ENTERTAINMENT NEWS
Entertainment news

This is how Danny Lloyd, the boy from The Shining, lives today: he left the cinema and now works as a biology teacher...

Updated

He is currently 53 years old. His father sent a photo of him to a casting and he was chosen at the age of 5 for Stanley Kubrick's classic. "It became a bit boring," he said much later regarding his former profession

Danny Lloyd, the boy from The Shining.
Danny Lloyd, the boy from The Shining.CREATIVE COMMONS

Before Stanley Kubrick filmed The Shining (1980), he already had works such as Spartacus (1960), Lolita (1962), and A Clockwork Orange (1971) under his belt, which are part of the history of cinema.

Attracted by the novel of Stephen King (78), the British director placed ads in newspapers in the state of Illinois because he was looking for children between 5 and 7 years old to star in a movie. The news was also spread on local radio, and that's how it reached the Lloyd family's home.

Stanley, the head of the family, was a humble railway worker who decided to send a photo of his son Danny because he thought it would be funny if his little one could appear in a film. While the latter was celebrating his fifth birthday, the producers called their home to inform them that he had been chosen.

In one of the few interviews that Danny Lloyd (53) has given since leaving the cinema, he told The Guardian in 2017 that his father made that decision because "according to him, I was always trying to get attention, so he sent the photo. I think he did it as a joke, actually."

At no point was he told it was a horror movie. The director protected him from suffering psychological harm, so everyone on the team told him that it was the story of a family living in a hotel.

During filming, he became very close friends with Jack Nicholson (89), Shelley Duvall -who passed away at the age of 75 in 2024- and with the twins Lisa (56) and Louise Burns (56) who, slightly older than Danny, used to meet to eat peanut butter sandwiches.

The success was overwhelming. Over time, The Shining became a cult movie and Danny a star.

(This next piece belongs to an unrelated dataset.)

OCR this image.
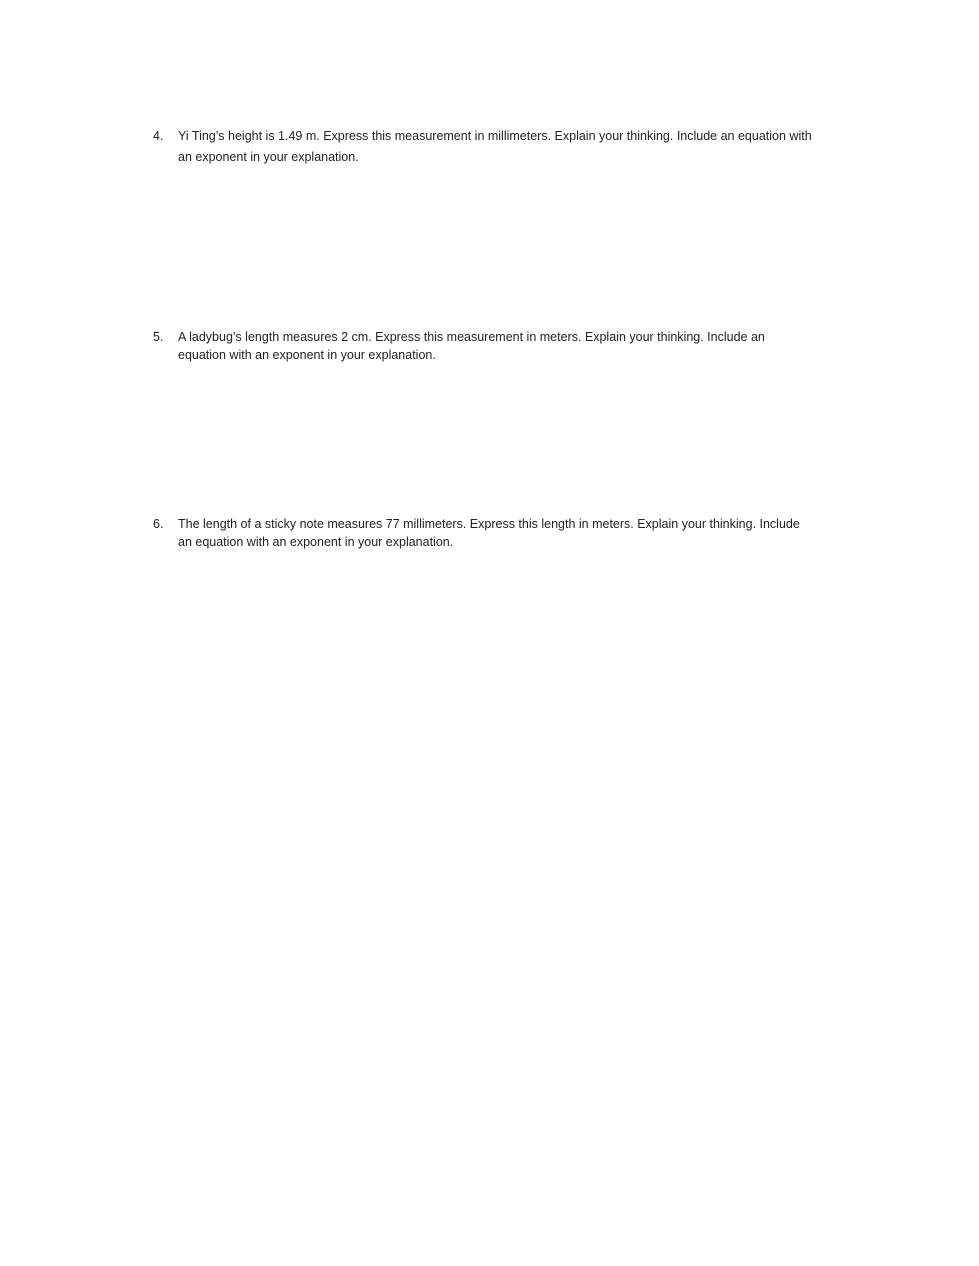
4.	Yi Ting’s height is 1.49 m. Express this measurement in millimeters. Explain your thinking. Include an equation with an exponent in your explanation.
5.	A ladybug’s length measures 2 cm. Express this measurement in meters. Explain your thinking. Include an equation with an exponent in your explanation.
6.	The length of a sticky note measures 77 millimeters. Express this length in meters. Explain your thinking. Include an equation with an exponent in your explanation.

His scenes pedaling the tricycle along the hallway are iconic.

Unfortunately, like many child prodigies, the auditions he did afterwards were not successful. He only appeared in one more movie, Will: G. Gordon Liddy (1982), and at the age of 14, he left it all behind.

When asked if the rejections bothered him, the former actor was clear in his conversation with The Guardian: "No, I wouldn't say it was upsetting. I always enjoyed it. It was exciting. But as I grew up, it became a bit boring." When he told his parents that he wanted to continue studying, they agreed. "They were fine with it (...) They made sure I had a normal education."

While studying at the university, he worked at the Wal-Mart department store in his hometown and also drove a tractor on a pig farm to pay for his studies.

After graduating in biology, he pursued postgraduate studies in the same field at Eastern Illinois University in 1998. Since 2004, he has been working as a biology, anatomy, and physiology teacher at Elizabethtown Community and Technical College (ECTC) on the outskirts of Louisville, Kentucky. "Probably a life in Hollywood wouldn't have been for me anyway. I'm proud to come from the Midwest, and that's where I feel comfortable," he said in another interview. His students are unaware that he was the boy from The Shining.

He is married to Jessi Diana Brackett, with whom he has four children, and together they lead a completely normal life away from the media spotlight. When their two older children discovered during their adolescence that their father had participated in Kubrick's film, they began to affectionately tease him. Little else is known about his private life.

Between 2017 and 2019, he made an exception and came out of retirement to agree to collaborate on the documentaryFilmworker (2017) about the figure of Leon Vitali, an English actor and right-hand man of the master Kubrick. Two years later, he made a cameo in Doctor Sleep, the sequel to the 1980 classic.